Elon Musk, the outspoken and controversial billionaire chief executive of electric car-maker Tesla, isn’t a fan of the Federal Reserve’s coronavirus stimulus.
Musk, who previously warned U.S. fiscal policy has “become detached from reality,” has now said “central bank currency issuance” is making cryptocurrency bitcoin look “solid by comparison.”
Musk made the comments in response to Harry Potter author JK Rowling asking for bitcoin to be explained to her.
“Massive currency issuance by government central banks is making bitcoin internet ghost money look solid by comparison,” Musk said in a Twitter exchange with Harry Potter author JK Rowling last night, adding he still owns 0.25 bitcoin.
JK Rowling set bitcoin and cryptocurrency Twitter alight when she asked a crypto reporter to “explain [bitcoin] to me.”
The bitcoin and crypto community was quick to send Rowling a barrage of explanations, articles and memes in an attempt to explain bitcoin, though the British author didn’t appear convinced.
“I’m sure cryptocurrencies are fascinating. I’ve genuinely tried to grasp the very detailed information I’ve been sent tonight,” Rowling said, adding people close to her “understand it and have tried to explain it.”
“But I’m afraid this is a total blind spot to me. I’m just about able to grasp a barter system.
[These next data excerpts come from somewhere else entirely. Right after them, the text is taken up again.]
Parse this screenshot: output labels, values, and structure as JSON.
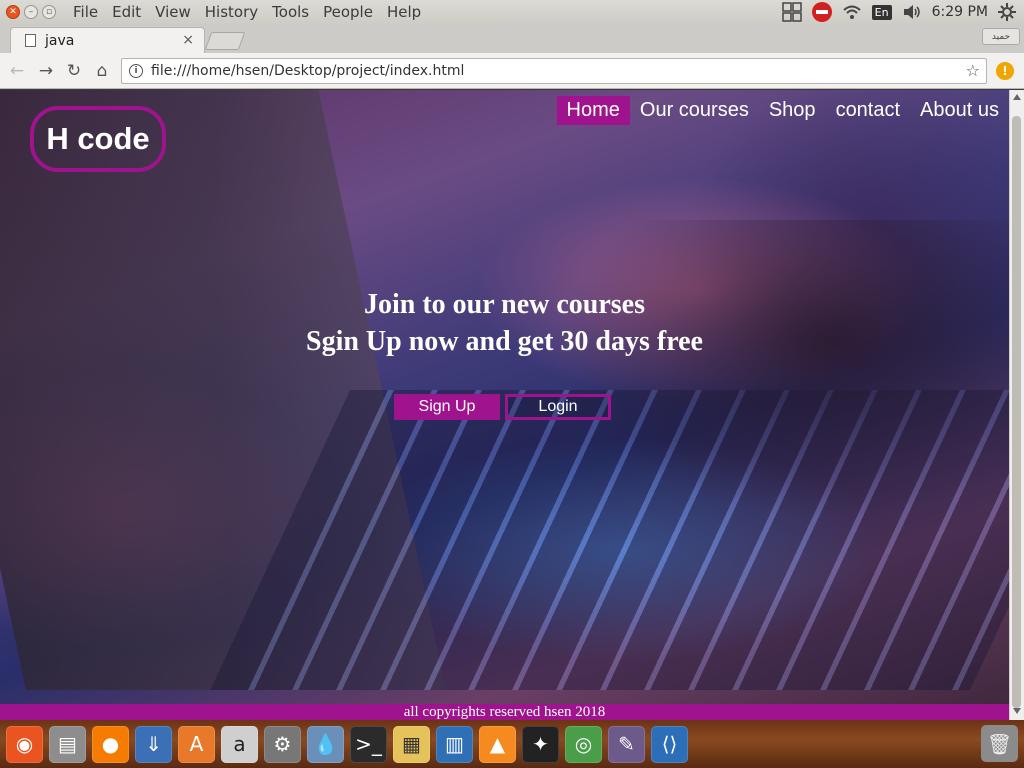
{
  "topbar": {
    "menu": [
      "File",
      "Edit",
      "View",
      "History",
      "Tools",
      "People",
      "Help"
    ],
    "keyboard_layout": "En",
    "clock": "6:29 PM"
  },
  "browser": {
    "tab_title": "java",
    "tab_close": "×",
    "profile_label": "حميد",
    "url": "file:///home/hsen/Desktop/project/index.html",
    "alert_badge": "!"
  },
  "page": {
    "brand": "H code",
    "nav": [
      "Home",
      "Our courses",
      "Shop",
      "contact",
      "About us"
    ],
    "hero_line1": "Join to our new courses",
    "hero_line2": "Sgin Up now and get 30 days free",
    "signup_label": "Sign Up",
    "login_label": "Login",
    "footer": "all copyrights reserved hsen 2018",
    "accent_color": "#a0138e"
  },
  "dock": {
    "apps": [
      "ubuntu-icon",
      "files-icon",
      "firefox-icon",
      "transmission-icon",
      "software-center-icon",
      "amazon-icon",
      "system-settings-icon",
      "drop-icon",
      "terminal-icon",
      "image-viewer-icon",
      "writer-icon",
      "vlc-icon",
      "inkscape-icon",
      "chrome-icon",
      "brush-icon",
      "vscode-icon"
    ],
    "trash": "trash-icon"
  }
}
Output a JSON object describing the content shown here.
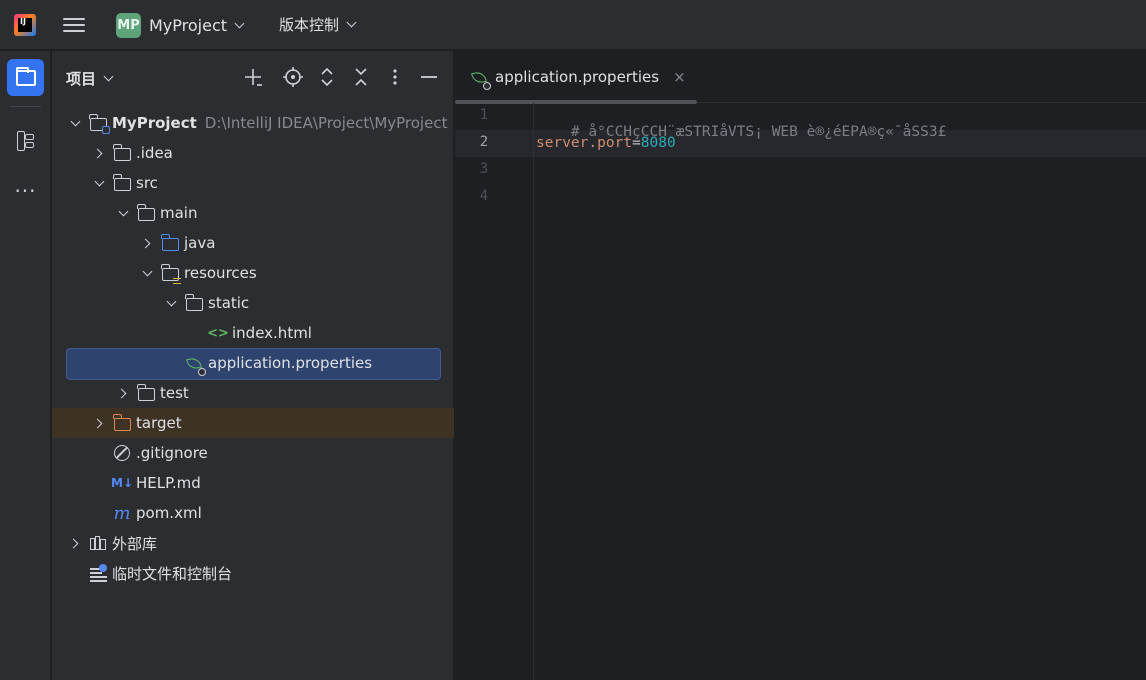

Talk of collectibles, tokenomics and blockchains and my brain just takes a walk.”
The likes of ethereum creator Vitalik Buterin and crypto exchange creator Tyler Winklevoss added to the debate.
“[Bitcoin is] a digital currency,” Buterin said. “There’s [around] 18 million units of it. It’s not backed by anything, it’s just valuable because it is, like collectibles. There’s a network of computers (which anyone can join) that maintains a decentralized global excel spreadsheet of how many coins each person has,” adding “people find [bitcoin] interesting because there is no central authority that controls this network.”
“It’s magical internet money,” said Neeraj Agrawal, of Washington-based cryptocurrency policy think tank Coincenter, referencing a Reddit bitcoin meme.
“Bitcoin is not magic, funny. That’s the U.S. dollar and the Fed,” said Tyler Winklevoss, who, with his twin brother Cameron, created the U.S.-based Gemini bitcoin and crypto exchange.
Bitcoin and cryptocurrencies have been thrust into the limelight by the coronavirus crisis and government measures to prop up the global economy.
Last month, Fed officials slashed interest rates to zero, launched an unprecedented bond buying program and teamed up with the Treasury Department to begin precedent-setting emergency lending to companies and first-ever corporate bond purchases.
Federal Reserve chair Jerome Powell this week warned the Fed might need to go further, with the U.S. facing an “extended period” of weak economic growth “without modern precedent.”
Many bitcoin and cryptocurrency exchanges have seen users and trading volumes soar since the coronavirus crisis began and people’s faith in the financial system wavers.
“The bitcoin protocol has a monetary policy built into the code and it is therefore not bound by political or other external manipulation,” said Guy Hirsch, U.S. managing director of brokerage eToro.
“Every 210,000 blocks bitcoin will hold a stronger stock-to-flow ratio, which makes bitcoin a real source of value. Central banks have now made printing trillions of dollars a normal occurrence, which is not sustainable.”
“You can’t just legislate money and solve these things,” Musk told podcaster Joe Rogan earlier this month.
“This notion though, that you can just sort of send checks out to everybody and things will be fine, is not true, obviously,” Musk said, referring to stimulus checks sent out over recent weeks, and warning “the [economic] machine just grinds to a halt,” impacting medical and food supplies.